Dagster Data Engineering Glossary:
Data Denoising
Data denoising - a definition:
In the context of data pipelines, denoising refers to the process of removing noise from the data, which could be caused by various factors such as measurement errors, faulty sensors, or even human error during data entry. The goal is to extract useful information from the data and remove any unwanted signals that could interfere with the analysis.
Data denoising in Python:
Here are some practical examples of denoising techniques in Python:
Please note that you need to have the necessary Python libraries installed in your Python environment to run this code.
Moving Average Filter: This is a simple denoising technique that involves taking the average of a sliding window of data points to smooth out the noise. It can be implemented using the rolling function in pandas or convolve function in numpy.
import numpy as np
def moving_average_filter(data, window_size):
window = np.ones(window_size)/float(window_size)
convolved_data = np.convolve(data, window, 'same')
print("Original data: {}".format(data))
print("Moving average filtered data with window size {}: {}".format(window_size, convolved_data))
return convolved_data
# example usage
data = np.array([1, 2, 3, 4, 5, 6, 7, 8, 9, 10])
window_size = 4
filtered_data = moving_average_filter(data, window_size)
This example will put yield the following output:
Original data: [ 1 2 3 4 5 6 7 8 9 10]
Moving average filtered data with window size 4: [0.75 1.5 2.5 3.5 4.5 5.5 6.5 7.5 8.5 6.75]

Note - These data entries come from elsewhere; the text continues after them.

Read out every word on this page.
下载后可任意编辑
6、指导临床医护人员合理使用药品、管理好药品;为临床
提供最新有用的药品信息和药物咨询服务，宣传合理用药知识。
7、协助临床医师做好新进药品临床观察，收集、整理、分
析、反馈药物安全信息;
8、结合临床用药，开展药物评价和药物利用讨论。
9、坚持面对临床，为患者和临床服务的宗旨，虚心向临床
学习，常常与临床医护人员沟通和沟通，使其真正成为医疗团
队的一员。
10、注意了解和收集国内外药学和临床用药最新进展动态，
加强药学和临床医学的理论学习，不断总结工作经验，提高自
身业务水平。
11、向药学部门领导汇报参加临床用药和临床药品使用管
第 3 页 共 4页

Median Filter: This technique involves replacing each data point with the median of its neighboring points. It can be implemented using the signal.medfilt function in scipy.
from scipy import signal
def median_filter(data, window_size):
filtered_data = signal.medfilt(data, kernel_size=window_size)
print("Original data: {}".format(data))
print("Median filtered data with window size {}: {}".format(window_size, filtered_data))
return filtered_data
# example usage
data = [1, 2, 3, 4, 5, 6, 7, 8, 9, 10]
window_size = 5
filtered_data = median_filter(data, window_size)
Which will output:
Original data: [1, 2, 3, 4, 5, 6, 7, 8, 9, 10]
Median filtered data with window size 5: [1 2 3 4 5 6 7 8 8 8]
Try changing the window_size
value to 4 for an interesting result.
Since we are applying a median filter to an input signal using the medfilt()
function from the scipy.signal
module. The medfilt()
function applies a median filter to the input signal using a sliding window with a specified size, and returns the filtered signal.
When the window size is even, such as when window_size
= 4, the function raises an error because the medfilt()
function requires an odd number for the window size. This is because the median filter operates by taking the median value of the data points within the window, and when the window size is even, the median value is not well-defined.
Wavelet Transform: This is a more advanced denoising technique that involves decomposing the signal into different frequency bands using wavelets and then thresholding the coefficients to remove the noise. It can be implemented using the pywt library (which may require installation using pip install PyWavelets
.
import numpy as np
import pywt
def wavelet_denoising(data, wavelet='db4', level=1):
coeffs = pywt.wavedec(data, wavelet, level=level)
threshold = np.std(coeffs[-level])
coeffs = [pywt.threshold(c, threshold) for c in coeffs]
denoised_data = pywt.waverec(coeffs, wavelet)
print("Original data: {}".format(data))
print("Denoised data using wavelet {}: {}".format(wavelet, denoised_data))
return denoised_data
# example usage
data = [1, 2, 3, 4, 5, 6, 7, 8, 9, 10]
wavelet = 'db4'
level = 1
denoised_data = wavelet_denoising(data, wavelet, level)
Which will yield the following output:
Original data: [1, 2, 3, 4, 5, 6, 7, 8, 9, 10]
Denoised data using wavelet db4: [0.95707075 2.00990332 2.94189799 3.95561577 5.00005885 5.96165328
6.97197144 7.97478225 8.97266171 9.96551716]
These are just a few examples of denoising techniques that can be used in data pipelines. The choice of technique depends on the nature of the noise and the requirements of the analysis.